Rotate shape around two points, calculate translation

Question

I'm learning to script Photoshop and I have encountered a math problem. Basically I want to rotate a shape around an arbitrary point (the baseline of some text), but Photoshop only allows me to rotate around corner or center points. I think I need to rotate the shape around one of the constrained points (the center point in my illustration) and then translate the result to align with the arbitrarily rotated shape. How could I calculate the translation mathematically?

Answer 1

I got it working. It turned out to be simpler than I thought. Just had to rotate the preset anchor point around the arbitrary point and translate by the difference. In Adobe Photoshop Javascript, it looks like this:

rotateAroundPoint(doc.layers[0], 90, 100, 100);

function rotateAroundPoint(layer, angle, ax, ay) {
    /*
    * Photoshop scripting constrains rotation to corner or center points
    * To rotate around an arbitrary point, we must rotate the shape around a
    * corner point and then translate the shape to align it with our target location.
    * Note that Photoshop uses a pixel-coordinate system and rotates clockwise.
    */
    var bx = layer.bounds[0].value,
        by = layer.bounds[1].value,
        c = rotate(ax, ay, bx, by, -angle);

    layer.rotate(angle, AnchorPosition.TOPLEFT);
    layer.translate(c.x-bx, c.y-by);
}

function rotate(ax, ay, bx, by, angle) {
    /*
    * http://stackoverflow.com/a/17411276/1017480
    * Rotate Point B around Point A by angle in degrees.
    * Assumes cartesian coordinates (y decreases as you go "down").
    * A positive angle rotates in a clockwide direction.
    * A negative angle rotates in a counterclockwise direction.
    * For pixel coordinates, rotation reverses direction.
    * (y increases as you go "down")
    */
    var rad = (Math.PI / 180) * angle,
        cos = Math.cos(rad),
        sin = Math.sin(rad),
        run = bx - ax,
        rise = by - ay,
        cx = (cos * run) + (sin * rise) + ax,
        cy = (cos * rise) - (sin * run) + ay;
    return {x: cx, y: cy};
}

Answer 2

Let $p_1$ and $p_2$ be the two points. Let $r_{\theta}$ represent rotating the points around the origin for an angle of $\theta$.

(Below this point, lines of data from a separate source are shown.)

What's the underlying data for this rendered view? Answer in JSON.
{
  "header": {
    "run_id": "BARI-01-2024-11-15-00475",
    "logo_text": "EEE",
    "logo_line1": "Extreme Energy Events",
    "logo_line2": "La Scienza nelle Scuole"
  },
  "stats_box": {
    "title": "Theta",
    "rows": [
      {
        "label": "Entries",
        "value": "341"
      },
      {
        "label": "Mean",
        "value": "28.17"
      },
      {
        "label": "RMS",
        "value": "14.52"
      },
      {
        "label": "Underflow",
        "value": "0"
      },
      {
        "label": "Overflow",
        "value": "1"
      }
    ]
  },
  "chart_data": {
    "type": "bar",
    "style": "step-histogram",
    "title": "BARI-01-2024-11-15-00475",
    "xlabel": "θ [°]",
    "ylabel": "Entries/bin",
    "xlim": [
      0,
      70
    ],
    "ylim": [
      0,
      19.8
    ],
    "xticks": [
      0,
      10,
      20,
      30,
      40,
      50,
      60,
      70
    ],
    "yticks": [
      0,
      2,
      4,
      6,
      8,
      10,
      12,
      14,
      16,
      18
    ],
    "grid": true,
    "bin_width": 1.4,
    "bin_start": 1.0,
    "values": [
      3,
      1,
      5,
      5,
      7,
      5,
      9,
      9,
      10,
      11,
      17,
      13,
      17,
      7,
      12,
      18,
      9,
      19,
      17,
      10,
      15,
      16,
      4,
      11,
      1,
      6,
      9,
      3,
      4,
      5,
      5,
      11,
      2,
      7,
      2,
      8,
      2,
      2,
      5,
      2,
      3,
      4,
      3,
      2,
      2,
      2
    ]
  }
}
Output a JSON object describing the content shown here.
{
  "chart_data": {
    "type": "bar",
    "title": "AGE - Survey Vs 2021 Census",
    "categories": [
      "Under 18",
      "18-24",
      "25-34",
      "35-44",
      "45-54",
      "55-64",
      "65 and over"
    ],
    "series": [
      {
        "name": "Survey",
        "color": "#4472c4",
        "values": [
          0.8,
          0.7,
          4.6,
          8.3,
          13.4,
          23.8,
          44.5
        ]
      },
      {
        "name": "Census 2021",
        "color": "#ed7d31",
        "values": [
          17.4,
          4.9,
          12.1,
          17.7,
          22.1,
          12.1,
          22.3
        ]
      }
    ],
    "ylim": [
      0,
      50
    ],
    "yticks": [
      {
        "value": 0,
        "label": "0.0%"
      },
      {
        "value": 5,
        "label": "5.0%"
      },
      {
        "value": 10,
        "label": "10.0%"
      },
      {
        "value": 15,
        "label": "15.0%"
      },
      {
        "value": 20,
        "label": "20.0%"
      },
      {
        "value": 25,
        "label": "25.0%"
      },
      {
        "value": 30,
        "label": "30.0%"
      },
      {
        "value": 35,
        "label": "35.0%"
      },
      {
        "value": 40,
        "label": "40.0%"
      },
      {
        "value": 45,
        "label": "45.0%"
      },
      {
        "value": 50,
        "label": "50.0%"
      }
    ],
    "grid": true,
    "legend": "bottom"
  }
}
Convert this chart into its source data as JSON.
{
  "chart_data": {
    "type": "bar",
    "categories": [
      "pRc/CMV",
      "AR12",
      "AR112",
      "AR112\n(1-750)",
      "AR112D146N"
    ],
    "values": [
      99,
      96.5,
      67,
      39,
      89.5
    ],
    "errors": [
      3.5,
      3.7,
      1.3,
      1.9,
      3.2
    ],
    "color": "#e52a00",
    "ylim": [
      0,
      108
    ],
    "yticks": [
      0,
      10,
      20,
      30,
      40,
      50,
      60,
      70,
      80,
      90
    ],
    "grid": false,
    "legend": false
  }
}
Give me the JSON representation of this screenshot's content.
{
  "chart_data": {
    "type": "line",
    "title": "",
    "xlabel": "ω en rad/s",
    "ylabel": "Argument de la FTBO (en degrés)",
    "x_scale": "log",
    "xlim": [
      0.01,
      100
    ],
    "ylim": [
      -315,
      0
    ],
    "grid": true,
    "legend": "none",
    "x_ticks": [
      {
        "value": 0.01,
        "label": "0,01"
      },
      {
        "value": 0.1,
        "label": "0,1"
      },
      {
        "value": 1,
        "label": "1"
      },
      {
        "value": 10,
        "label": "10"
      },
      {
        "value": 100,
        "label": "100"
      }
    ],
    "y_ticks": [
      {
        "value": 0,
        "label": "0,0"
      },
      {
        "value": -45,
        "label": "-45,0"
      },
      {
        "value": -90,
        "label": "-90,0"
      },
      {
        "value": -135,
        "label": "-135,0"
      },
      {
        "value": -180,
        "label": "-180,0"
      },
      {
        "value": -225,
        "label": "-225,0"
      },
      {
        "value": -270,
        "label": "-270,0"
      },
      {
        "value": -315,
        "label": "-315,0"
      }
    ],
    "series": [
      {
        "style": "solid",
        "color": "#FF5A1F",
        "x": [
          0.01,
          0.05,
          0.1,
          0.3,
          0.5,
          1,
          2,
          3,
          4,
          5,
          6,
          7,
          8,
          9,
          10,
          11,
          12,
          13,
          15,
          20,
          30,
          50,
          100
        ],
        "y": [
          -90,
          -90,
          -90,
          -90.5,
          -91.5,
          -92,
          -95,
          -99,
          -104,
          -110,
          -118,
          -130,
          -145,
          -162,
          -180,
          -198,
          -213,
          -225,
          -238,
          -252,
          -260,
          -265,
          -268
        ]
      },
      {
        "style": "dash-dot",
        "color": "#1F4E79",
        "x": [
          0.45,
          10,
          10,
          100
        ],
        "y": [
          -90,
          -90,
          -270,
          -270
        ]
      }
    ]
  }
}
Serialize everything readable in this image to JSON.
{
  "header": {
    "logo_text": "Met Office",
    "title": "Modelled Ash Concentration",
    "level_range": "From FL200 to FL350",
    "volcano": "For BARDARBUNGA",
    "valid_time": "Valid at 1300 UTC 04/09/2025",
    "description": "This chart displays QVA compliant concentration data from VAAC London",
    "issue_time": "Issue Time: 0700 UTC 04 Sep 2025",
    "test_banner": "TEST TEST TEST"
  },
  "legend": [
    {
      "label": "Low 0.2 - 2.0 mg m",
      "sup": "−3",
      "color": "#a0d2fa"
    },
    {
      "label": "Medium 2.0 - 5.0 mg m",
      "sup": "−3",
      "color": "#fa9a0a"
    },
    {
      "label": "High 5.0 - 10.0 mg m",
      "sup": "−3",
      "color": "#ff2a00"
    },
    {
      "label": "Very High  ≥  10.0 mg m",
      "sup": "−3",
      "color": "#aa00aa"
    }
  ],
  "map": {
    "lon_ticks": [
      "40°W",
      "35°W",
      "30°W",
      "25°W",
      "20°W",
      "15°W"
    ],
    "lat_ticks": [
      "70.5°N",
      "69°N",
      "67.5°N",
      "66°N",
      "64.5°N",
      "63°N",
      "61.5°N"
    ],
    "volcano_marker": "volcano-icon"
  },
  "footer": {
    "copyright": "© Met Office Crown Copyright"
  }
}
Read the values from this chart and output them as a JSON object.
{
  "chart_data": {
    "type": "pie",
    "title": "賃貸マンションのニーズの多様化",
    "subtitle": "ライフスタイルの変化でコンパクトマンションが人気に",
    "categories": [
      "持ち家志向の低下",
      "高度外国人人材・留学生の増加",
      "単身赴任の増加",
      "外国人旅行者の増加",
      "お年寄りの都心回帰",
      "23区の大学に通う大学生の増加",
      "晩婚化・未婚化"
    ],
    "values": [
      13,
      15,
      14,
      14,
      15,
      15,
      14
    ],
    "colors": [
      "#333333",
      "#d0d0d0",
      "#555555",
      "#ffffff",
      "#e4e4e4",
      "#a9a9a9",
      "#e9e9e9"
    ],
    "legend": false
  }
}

The rotations are given by $$f_1(p) = r_{\theta}(p - p_1) + p_1$$ $$f_2(p) = r_{-\theta}(p - p_2) + p_2$$ $$f_2(f_1(p)) = r_{-\theta}(r_{\theta}(p - p_1) + p_1 - p_2) + p_2$$

Rotation is a linear operation ($r_{\theta}(sp + p') = sr_{\theta}(p) + r_{\theta}(p')$, so it distributes over the difference

$$f_2(f_1(p)) = r_{-\theta}(r_{\theta}(p - p_1) + p_1 - p_2) + p_2$$ $$ = (p - p_1) + r_{-\theta}(p_1 - p_2) + p_2$$ $$ = p + r_{-\theta}(p_1 - p_2) - (p_1 - p_2)$$

Answer 3

As you can see in the picture below, the translation vector $\vec{A'A}$ has a length $AA'=2AO\sin(\theta/2)$, where $\theta$ is the rotation angle, and forms with the horizontal an angle $90°+\theta/2+\alpha$, where $\sin\alpha=2AO/AB$.